Um diagnóstico qualquer, como o de “depressão” por exemplo, ao adquirir uma existência conceitual própria, tende a encapsular o paciente como um todo e a substituí-lo, porquanto a partir de agora o psiquiatra não vai mais tratar do paciente que padece de um sintoma, mas sim do sintoma de que ele padece – a (sua) depressão. Destacando abstratamente a depressão do seu contexto real, o psiquiatra ao mesmo tempo elimina o paciente enquanto sujeito de sua depressão, centrando o seu foco apenas no combate ao sintoma.
Com isso o paciente é engessado, amordaçado, cristalizado dentro de um diagnóstico que só poderia se justificar epistemologicamente através do desvelamento de sua verdade. O sujeito é eliminado do processo.
E conclui: devemos desconfiar de todos os nomes, etiquetas e rótulos, pois entre o termo “deprimido” e a pessoa real que está triste, desanimada ou desesperançosa, a distância é abissal, tanto pelo caráter arbitrariamente convencional dos signos quanto pela riqueza compreensiva da pessoa real em comparação à pobreza extensiva do termo, rótulo ou diagnóstico que pretende designá-la.

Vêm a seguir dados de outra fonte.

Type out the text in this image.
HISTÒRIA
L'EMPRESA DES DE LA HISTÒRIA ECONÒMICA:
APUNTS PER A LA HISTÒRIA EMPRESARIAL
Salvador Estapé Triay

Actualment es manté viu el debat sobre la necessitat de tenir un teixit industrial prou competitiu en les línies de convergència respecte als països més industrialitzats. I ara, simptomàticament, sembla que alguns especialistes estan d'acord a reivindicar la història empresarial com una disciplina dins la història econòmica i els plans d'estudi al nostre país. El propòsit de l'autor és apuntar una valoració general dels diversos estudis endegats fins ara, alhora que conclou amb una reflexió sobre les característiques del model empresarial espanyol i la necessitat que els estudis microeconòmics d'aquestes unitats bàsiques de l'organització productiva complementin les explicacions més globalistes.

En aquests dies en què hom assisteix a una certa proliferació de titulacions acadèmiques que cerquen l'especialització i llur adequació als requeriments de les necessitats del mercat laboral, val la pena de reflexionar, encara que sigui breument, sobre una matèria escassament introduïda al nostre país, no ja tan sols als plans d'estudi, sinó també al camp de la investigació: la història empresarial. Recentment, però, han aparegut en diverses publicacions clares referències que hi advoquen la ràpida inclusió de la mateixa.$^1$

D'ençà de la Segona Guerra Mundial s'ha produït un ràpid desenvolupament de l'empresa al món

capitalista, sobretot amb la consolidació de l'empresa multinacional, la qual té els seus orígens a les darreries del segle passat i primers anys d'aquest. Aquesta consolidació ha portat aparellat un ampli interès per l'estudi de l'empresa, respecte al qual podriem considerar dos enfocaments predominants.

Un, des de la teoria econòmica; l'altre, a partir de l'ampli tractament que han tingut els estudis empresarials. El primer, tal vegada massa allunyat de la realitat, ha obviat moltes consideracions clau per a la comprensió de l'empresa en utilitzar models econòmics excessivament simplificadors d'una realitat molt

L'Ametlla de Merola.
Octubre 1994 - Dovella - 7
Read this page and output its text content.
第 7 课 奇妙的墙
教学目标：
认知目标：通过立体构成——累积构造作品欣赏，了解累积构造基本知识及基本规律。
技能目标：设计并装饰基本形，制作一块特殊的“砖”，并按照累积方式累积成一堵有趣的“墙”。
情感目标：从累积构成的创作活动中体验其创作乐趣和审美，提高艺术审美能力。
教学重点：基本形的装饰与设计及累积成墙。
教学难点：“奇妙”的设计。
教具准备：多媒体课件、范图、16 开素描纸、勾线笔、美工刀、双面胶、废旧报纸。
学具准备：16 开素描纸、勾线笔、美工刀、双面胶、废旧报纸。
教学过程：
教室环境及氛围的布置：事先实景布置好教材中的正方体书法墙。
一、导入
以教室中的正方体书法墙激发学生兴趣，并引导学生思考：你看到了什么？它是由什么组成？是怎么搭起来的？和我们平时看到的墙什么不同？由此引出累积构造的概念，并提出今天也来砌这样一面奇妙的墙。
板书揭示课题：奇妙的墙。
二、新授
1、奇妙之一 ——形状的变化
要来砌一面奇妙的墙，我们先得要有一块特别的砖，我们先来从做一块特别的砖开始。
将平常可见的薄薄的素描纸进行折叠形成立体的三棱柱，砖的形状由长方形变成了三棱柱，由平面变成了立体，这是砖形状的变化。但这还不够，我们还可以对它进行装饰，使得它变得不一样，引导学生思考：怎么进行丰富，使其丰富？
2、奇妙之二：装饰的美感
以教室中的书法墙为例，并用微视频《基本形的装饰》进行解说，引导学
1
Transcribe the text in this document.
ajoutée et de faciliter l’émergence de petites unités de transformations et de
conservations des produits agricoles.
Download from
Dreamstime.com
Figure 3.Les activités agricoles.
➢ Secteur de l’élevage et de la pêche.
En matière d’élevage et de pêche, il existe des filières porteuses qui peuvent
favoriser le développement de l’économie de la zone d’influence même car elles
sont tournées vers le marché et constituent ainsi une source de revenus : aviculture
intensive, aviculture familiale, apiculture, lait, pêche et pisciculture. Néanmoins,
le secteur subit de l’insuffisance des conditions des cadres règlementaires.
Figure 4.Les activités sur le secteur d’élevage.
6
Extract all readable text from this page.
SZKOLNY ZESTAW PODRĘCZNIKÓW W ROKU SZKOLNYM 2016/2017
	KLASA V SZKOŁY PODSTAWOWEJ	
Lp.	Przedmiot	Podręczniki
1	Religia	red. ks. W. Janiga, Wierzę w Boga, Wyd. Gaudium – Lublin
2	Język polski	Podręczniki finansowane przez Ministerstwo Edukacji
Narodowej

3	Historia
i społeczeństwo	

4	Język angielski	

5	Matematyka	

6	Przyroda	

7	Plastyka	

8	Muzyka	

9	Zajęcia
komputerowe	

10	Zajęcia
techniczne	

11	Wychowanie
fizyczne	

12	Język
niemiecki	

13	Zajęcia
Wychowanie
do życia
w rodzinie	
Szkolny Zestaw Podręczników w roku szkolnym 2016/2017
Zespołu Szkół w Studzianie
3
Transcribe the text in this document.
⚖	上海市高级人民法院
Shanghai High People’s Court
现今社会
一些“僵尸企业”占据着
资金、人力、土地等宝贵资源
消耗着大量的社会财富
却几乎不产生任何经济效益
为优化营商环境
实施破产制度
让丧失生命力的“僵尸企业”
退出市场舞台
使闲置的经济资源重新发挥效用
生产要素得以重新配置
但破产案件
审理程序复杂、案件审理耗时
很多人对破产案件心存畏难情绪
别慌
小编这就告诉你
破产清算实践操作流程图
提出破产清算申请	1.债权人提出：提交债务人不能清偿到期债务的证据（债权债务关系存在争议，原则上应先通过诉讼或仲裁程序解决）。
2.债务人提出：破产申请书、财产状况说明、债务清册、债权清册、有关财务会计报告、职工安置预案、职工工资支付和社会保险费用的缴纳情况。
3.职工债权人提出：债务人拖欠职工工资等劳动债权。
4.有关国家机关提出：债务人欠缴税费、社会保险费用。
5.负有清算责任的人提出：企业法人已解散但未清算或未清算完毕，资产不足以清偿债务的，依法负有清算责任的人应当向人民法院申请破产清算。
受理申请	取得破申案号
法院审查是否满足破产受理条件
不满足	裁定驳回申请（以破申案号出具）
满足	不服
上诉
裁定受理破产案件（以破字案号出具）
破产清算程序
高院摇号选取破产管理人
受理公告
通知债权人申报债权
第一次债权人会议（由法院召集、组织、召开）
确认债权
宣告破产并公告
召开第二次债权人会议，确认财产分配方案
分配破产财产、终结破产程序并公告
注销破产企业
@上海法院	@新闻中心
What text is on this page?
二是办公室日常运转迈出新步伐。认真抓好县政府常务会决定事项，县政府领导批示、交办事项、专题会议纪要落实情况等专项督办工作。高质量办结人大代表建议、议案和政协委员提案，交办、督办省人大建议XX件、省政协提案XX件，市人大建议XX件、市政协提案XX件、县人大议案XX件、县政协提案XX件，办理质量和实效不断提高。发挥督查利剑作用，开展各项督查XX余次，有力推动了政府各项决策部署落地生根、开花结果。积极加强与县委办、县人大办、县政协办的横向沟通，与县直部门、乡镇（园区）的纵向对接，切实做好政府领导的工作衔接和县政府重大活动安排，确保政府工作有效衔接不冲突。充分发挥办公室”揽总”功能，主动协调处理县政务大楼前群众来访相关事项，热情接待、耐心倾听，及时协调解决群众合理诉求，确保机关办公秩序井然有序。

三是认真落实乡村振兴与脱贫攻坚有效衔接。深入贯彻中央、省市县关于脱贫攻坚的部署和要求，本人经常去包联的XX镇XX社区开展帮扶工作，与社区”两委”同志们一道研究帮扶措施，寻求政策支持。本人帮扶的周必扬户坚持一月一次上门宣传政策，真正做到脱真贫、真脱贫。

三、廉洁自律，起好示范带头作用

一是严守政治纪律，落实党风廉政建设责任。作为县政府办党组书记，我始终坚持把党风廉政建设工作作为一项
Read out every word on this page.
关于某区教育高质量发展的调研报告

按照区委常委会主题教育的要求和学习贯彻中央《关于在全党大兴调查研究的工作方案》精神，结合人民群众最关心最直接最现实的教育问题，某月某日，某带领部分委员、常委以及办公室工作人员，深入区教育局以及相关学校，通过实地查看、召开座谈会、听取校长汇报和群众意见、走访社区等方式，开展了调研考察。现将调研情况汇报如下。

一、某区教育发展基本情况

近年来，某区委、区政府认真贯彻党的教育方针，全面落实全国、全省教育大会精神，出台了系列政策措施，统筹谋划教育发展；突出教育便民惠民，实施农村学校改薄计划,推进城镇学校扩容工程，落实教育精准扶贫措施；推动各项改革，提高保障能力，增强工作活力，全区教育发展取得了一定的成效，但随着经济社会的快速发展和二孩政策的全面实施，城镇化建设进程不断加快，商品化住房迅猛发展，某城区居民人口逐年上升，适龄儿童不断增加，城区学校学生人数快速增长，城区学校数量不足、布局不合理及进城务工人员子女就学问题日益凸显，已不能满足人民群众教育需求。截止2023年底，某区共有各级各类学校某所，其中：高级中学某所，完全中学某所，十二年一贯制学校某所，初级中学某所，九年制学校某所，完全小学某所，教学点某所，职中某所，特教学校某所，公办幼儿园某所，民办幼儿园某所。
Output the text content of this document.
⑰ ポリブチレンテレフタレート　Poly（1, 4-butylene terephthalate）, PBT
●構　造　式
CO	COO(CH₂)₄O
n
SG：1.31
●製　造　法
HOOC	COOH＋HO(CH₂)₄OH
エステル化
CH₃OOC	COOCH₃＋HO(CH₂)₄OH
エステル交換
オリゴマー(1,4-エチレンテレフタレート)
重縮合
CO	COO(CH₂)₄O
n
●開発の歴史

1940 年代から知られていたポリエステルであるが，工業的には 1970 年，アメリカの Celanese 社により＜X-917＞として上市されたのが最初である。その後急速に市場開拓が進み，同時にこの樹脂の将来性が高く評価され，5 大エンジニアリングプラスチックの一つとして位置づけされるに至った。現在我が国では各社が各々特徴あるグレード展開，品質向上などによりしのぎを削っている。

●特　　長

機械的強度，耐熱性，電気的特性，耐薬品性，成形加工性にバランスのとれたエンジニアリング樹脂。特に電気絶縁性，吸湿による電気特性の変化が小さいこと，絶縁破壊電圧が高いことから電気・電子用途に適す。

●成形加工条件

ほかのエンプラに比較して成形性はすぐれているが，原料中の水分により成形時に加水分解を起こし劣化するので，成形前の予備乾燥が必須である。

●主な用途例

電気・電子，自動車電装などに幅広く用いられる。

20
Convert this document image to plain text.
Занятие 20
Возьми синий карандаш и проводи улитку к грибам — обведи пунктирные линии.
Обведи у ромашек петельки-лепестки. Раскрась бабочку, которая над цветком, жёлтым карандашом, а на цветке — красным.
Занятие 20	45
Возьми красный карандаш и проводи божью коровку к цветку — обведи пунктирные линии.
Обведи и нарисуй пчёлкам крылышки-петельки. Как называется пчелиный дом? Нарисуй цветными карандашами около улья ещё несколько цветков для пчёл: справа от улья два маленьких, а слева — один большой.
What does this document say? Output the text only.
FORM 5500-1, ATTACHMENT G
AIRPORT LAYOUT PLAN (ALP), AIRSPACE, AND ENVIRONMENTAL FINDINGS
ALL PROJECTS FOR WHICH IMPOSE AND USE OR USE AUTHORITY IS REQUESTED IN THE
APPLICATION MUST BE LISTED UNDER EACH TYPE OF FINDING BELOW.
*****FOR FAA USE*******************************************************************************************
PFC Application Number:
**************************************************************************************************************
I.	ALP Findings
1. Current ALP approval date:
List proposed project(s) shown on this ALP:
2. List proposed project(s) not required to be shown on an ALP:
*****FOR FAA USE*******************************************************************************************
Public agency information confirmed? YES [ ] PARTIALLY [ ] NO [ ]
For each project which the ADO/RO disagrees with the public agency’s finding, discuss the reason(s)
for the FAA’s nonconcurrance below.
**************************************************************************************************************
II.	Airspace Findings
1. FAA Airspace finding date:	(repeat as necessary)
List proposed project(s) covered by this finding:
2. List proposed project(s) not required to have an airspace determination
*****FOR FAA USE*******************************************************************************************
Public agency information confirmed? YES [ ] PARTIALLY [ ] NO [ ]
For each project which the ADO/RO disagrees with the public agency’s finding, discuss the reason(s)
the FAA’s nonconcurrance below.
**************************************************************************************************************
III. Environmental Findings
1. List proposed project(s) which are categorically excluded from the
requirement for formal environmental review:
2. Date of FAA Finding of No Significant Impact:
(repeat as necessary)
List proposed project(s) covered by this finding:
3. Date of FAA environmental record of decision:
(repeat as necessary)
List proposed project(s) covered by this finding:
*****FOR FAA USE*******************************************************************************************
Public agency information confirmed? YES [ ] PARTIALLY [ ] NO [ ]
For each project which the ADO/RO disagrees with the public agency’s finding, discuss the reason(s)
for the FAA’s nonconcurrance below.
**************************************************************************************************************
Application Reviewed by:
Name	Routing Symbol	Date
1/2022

Quarto Ato: Da medicalização.
Nesta altura, Ramos elabora uma crítica devastadora à medicalização da vida, enfatizando os malefícios e perigos do uso de psicofármacos para aqueles que desejam o autoconhecimento e a autotransformação.
De início, esgrime três argumentos concatenados: 1) os medicamentos não funcionam da mesma maneira para todos. Os indivíduos são diferentes e reagem de forma desigual aos estímulos. Uma substância administrada para amenizar a depressão pode, por exemplo, induzir ao suicídio a determinadas pessoas. Assim, o princípio ativo pode provocar reações inversas às pretendidas. Confiar num medicamento é sempre uma aposta perigosa e imprevisível; 2) Mesmo que o medicamento funcione para um certo conjunto de pessoas, como está dissociado de uma dietética existencial, ou seja, de um estilo de vida, quando o indivíduo é medicado (ou se automedica) e constata um efeito positivo no melhoramento dos seus sintomas, sente-se imediatamente autorizado a desequilibrar-se ainda mais, já que tem à mão um recurso que pode contornar e aliviar os excessos cometidos. O remédio converte-se na senha para empreender toda a sorte de desatinos. 3) Finalmente, para o restrito grupo daqueles pacientes que não apresentam reações adversas aos medicamentos, nem se permitem transgredir as determinações médicas, a medicação, ao contrário do que se sustenta, é o maior empecilho para um efetivo avanço terapêutico. E o motivo é que nós nunca desejamos tanto estar saudáveis como ao nos sentirmos doentes. Se o medicamento diminui ou cessa o mal-estar, elimina também aquilo que poderia ser a motivação para a busca do bem-estar. Se o medicamento minimiza o sofrimento, diminui também a capacidade de sentir prazer.
Após apresentar uma série de argumentos salientando os malefícios dos psicoativos para a vida do paciente, Ramos oferece uma síntese do amplo leque da iatrogenia psiquiátrica contemporânea: 1) circunscrição da práxis psiquiátrica a uma etiquetagem nosológica limitante das possibilidades de autoconhecimento e autotransformação dos pacientes; 2) disseminação da crença de que os distúrbios mentais são causados por um desequilíbrio químico do cérebro, tese reforçadora da “polematação” do homem e de sua instrumentalização enquanto consumidor passivo de medicamentos e serviços de saúde; 3) negação da verdade subjetiva do paciente em virtude da opção metodológica por um tratamento que prioriza a adequação comportamentalista a uma normalização disciplinar; 4) perda da autonomia e do governo de si decorrente da prescrição de psicoativos – condição aqui denominada de “morte do sujeito”; 5) invalidação parcial ou progressiva do paciente, ocasionada pelos “efeitos colaterais” suscitados pela indicação e uso dos medicamentos , ou seja, pela interdição química e progressiva da existência.
Se a realidade é assim, se buscar um “tratamento psiquiátrico” significa a morte do sujeito, porque as pessoas muitas vezes, de livre e espontânea vontade, buscam os psiquiatras e optam pela “servidão voluntária” para se curar de seus males? Qual a explicação para essa ironia trágica?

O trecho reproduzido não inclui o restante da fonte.